A Wizard’s Guide to Defensive Baking by T. Kingfisher
My rating: 5 of 5 stars
In the Afterward to this book, the author recounts the tale of how it was published. Apparently it was edited, re-edited, bought, unbought, and passed back and forth for years by editors who couldn't figure it out and had no idea how to market it, until the author finally decided to publish it herself.
To which I say: SHAME on you, editors, for passing on this wonderful story. And THANK YOU, T. Kingfisher/Ursula Vernon, for putting it out into the world. I loved every whimsical, funny, dark, absorbing, amazing page of it.
This may start out sounding like a bog-standard fantasy world, with Mona the fourteen-year-old baker...discovering a dead girl in her aunt's bakery? This is rather a departure from the norm, isn't it? And the thoughtful, droll, pragmatic voice of the protagonist is set right on the first page:
I could tell right away that she was dead. I haven't seen a lot of dead bodies in my life--I'm only fourteen and baking's not exactly a high-mortality profession--but the red stuff oozing out from under her head definitely wasn't raspberry filling.
Mona may be a young teenager, but she's a sensible one. There is no angst or hormonally-driven antics in our protagonist (indeed, thankfully, there's no romance at all, hinted or implied or otherwise). It doesn't fit Mona's character, and she doesn't have time for it anyway, because she is dragged into the effort to save her city from mercenary hordes after the adults can't seem to get their act together to do it themselves.

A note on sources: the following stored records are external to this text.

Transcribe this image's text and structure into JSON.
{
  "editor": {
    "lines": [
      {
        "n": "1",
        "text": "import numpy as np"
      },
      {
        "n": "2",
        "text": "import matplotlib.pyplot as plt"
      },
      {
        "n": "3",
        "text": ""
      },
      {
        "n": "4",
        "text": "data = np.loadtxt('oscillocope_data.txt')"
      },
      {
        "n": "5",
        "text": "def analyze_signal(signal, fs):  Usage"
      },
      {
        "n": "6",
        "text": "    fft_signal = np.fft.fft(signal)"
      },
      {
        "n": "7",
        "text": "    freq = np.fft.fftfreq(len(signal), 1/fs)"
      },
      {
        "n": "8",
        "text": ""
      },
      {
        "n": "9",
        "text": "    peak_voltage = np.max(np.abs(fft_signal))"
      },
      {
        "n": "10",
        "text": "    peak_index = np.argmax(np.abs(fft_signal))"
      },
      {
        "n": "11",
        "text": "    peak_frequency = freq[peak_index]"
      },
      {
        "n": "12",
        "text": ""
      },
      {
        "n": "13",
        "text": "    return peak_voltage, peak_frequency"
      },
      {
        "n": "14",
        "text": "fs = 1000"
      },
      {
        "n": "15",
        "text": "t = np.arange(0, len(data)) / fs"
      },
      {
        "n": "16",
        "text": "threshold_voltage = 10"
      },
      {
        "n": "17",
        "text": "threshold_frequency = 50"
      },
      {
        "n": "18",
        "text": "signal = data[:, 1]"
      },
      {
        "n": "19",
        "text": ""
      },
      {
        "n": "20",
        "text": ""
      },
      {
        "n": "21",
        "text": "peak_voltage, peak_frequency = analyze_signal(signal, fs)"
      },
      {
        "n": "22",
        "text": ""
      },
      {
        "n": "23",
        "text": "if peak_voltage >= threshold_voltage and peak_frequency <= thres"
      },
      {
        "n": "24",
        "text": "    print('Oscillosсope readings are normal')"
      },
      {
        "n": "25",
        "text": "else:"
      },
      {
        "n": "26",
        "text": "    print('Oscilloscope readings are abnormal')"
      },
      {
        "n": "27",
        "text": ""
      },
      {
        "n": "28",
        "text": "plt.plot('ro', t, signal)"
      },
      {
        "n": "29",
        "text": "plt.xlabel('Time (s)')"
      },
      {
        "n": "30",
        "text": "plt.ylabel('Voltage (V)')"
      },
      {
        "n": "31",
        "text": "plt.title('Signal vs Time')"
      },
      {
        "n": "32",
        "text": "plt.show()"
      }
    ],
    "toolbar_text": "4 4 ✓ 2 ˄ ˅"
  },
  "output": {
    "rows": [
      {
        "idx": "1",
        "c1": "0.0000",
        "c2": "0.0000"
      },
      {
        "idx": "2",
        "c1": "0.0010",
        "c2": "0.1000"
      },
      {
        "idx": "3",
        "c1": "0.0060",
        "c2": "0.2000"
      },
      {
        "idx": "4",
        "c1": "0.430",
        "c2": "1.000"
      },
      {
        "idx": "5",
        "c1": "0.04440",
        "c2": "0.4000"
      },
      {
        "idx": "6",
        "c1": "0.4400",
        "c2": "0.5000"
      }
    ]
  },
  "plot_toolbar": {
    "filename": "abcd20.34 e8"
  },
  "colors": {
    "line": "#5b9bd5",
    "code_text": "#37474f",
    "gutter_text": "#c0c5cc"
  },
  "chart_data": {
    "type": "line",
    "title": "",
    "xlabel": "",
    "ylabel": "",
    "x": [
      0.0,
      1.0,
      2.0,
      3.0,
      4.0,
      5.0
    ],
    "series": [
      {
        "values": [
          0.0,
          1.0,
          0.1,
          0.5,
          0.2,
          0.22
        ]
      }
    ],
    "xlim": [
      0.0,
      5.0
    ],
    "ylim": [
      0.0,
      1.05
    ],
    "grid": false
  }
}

(Which she comments on, at length. She knows she has no business being the one to save her city, and she resents the fact that she is forced to do so. But after working through her anxieties and her fears, she steps up and does it anyway.)
Mona is a baker, but she is also a minor wizard...whose talent is manipulating dough and bringing it to life. She can soften brick-hard loaves by simply touching them and make gingerbread men dance. Over the course of the book she creates "bad cookies" with cayenne pepper and rat poison that proceed to lay waste to the enemy camp, twelve-foot baked golem dough warriors that hold the gates against the mercenary hordes long enough for the final showdown, and uses her familiar, Bob the carnivorous sourdough starter, to sling hungry, furious, acidic blobs of fizzing dough at the enemy.
That they noticed. Part of it was the simple fact that if you get clocked over the head with a jar, you tend to pay attention. But Bob was angry this morning, and he'd had all night to stew in his own juices, both literally and metaphorically. The Carex who got hit by jars found themselves with a furious slimy mass that burned like acid and which was trying to crawl under their armor.
Then when the dough golems are brought into the battle:
Their archers reached the front lines, knelt, and began shooting at the golems.
I started laughing. I couldn't help it. Stab a bunch of toothpicks into a loaf of bread and you've got...I don't know, an appetizer or something. Not a dead golem, anyhow. Clearly the Carex still had no idea what they were dealing with.
Yes, this book is dark, and people die (although the blood and gore is kept to a minimum). But Mona's character and voice shine throughout, and I laughed out loud many times. She is not some super teen wizard--she gets hungry and exhausted and on one occasion wets herself, but she keeps pressing on to the very end, when she is prepared to sacrifice herself to save her city. At the final showdown, another character steps up, destroying the mercenary army in a terrific scene that is just crying out to be filmed (although the CGI for it would be horrifically expensive). If the room doesn't get dusty when you read that scene, you are a far more hard-hearted reader than I.
The characters are expertly drawn, from Mona to Spindle, the ten-year-old street rat and thief she falls in with, to her Aunt Tabitha, to the ruler of the city, the Duchess, who realizes what a fool she has been in trusting a close advisor who betrayed her and is determined to do everything she can to make it right. (And of course there's Bob the carnivorous sourdough starter, who greets Mona with a yeasty glorp and pats her with an equally endearing and creepy tentacle of dough, and the nameless gingerbread man who is her second familiar and sits on her shoulder everywhere she goes, and on one occasion runs interference with the "bad cookies.") This book is a delight from beginning to end, and I will shout it from the rooftops. Please buy this, so T. Kingfisher will write more uncategorizable, unmarketable, twisty, wonderful books like this one.